David MacKenzie is or was an eccentric Scottish director who in 2009 did “Spread,” a sleazing sexpot movie with little redeeming virtue. In Western Europe the film was called “L.A. Gigolo” or “Boy Toy.” I saw some of MacKenzie’s previous movies, like “The Last Great Wilderness,” his first film and the most eccentric. I also saw “Asylum” with the now deceased Natasha Richardson and Ian McKellan, a story of wild passions in a Mental Hospital with partners that don’t fit. Then there was “Young Adam” with Ewan McGregor and Tilda Swinton, which also include plenty of odd sex and a strange death. “Spread” is not up to his previous standards, being a sexploitation kind of film starring Ashton Kutcher and Anne Heche.

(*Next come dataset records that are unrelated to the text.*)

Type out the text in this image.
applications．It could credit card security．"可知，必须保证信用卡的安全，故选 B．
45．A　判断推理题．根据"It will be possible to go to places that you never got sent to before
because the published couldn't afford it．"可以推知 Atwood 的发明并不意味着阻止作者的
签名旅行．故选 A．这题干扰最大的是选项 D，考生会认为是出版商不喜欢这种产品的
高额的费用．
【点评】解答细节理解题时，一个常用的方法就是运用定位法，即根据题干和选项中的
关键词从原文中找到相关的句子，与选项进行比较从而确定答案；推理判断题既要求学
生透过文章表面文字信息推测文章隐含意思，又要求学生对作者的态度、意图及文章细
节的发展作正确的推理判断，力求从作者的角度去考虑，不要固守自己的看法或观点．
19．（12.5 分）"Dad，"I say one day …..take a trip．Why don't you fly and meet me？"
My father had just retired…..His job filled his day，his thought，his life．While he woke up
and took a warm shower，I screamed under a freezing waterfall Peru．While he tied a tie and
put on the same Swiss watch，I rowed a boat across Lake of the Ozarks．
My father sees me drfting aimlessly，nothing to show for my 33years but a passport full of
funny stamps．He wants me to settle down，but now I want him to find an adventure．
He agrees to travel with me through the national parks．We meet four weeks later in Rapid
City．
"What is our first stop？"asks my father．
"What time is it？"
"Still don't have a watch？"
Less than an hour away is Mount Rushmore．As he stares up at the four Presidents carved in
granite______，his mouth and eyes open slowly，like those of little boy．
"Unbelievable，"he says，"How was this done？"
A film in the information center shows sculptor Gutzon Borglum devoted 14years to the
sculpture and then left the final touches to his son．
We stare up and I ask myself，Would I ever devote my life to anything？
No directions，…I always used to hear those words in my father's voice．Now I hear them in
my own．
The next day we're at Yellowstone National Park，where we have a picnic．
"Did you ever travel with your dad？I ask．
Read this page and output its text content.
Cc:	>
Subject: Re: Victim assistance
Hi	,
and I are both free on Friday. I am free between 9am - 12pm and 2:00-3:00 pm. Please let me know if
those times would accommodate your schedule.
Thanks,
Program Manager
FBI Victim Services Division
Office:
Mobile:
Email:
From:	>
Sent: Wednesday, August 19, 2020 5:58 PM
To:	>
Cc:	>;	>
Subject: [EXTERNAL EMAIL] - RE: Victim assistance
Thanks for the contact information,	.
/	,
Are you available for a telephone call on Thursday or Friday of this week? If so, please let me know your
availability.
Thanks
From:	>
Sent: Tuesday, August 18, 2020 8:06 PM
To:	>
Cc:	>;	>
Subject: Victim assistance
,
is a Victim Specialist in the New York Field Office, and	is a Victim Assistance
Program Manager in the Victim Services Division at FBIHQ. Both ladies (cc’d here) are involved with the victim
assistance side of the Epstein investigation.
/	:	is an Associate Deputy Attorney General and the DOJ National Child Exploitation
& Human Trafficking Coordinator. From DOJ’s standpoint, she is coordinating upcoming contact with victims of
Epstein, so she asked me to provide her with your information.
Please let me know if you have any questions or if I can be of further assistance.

There are many sex scenes where they show everything but genitals. It is as close to porn as Hollywood can get. It’s a remake of “Midnight Cowboy,” with Nikki (Kutcher) doing his imitation of Joe Buck (Jon Voight) coming to town to sweep the ladies of their feet with his charm and sexual prowess. After sleeping with a lot of twenty year old girls he sets his sight on an older woman with a nice place where he can drop anchor for a while. He selects Samantha (Heche) and it goes well for a time, till he becomes interested in another girl, and so on and so forth. He ultimately ends up ends up a delivery boy driving a truck to survive. The movie ends with him feeding a mouse to this huge frog: it is meant to convey what has happened to him. Swallowing the movie would be more difficult.
I also saw “Nine,” that musical treatment of Federico Fellini’s love life, starring Daniel Day Lewis and a bevy of beauties, too many to name. It’s not a movie; it is an event on film, rather boring at that and pretentious. Two musical numbers, one by Penelope Cruz, the other by Kate Hudson, were moderately entertaining. What did think of the movie? Forgetaboutit!!
Finally I completed my second time through all three seasons of “Deadwood,” watching the last two episodes while Sue was gone. Since I have written about the series before, when I was writing for Bookman’s, suffice it to say I enjoyed even more than the first time.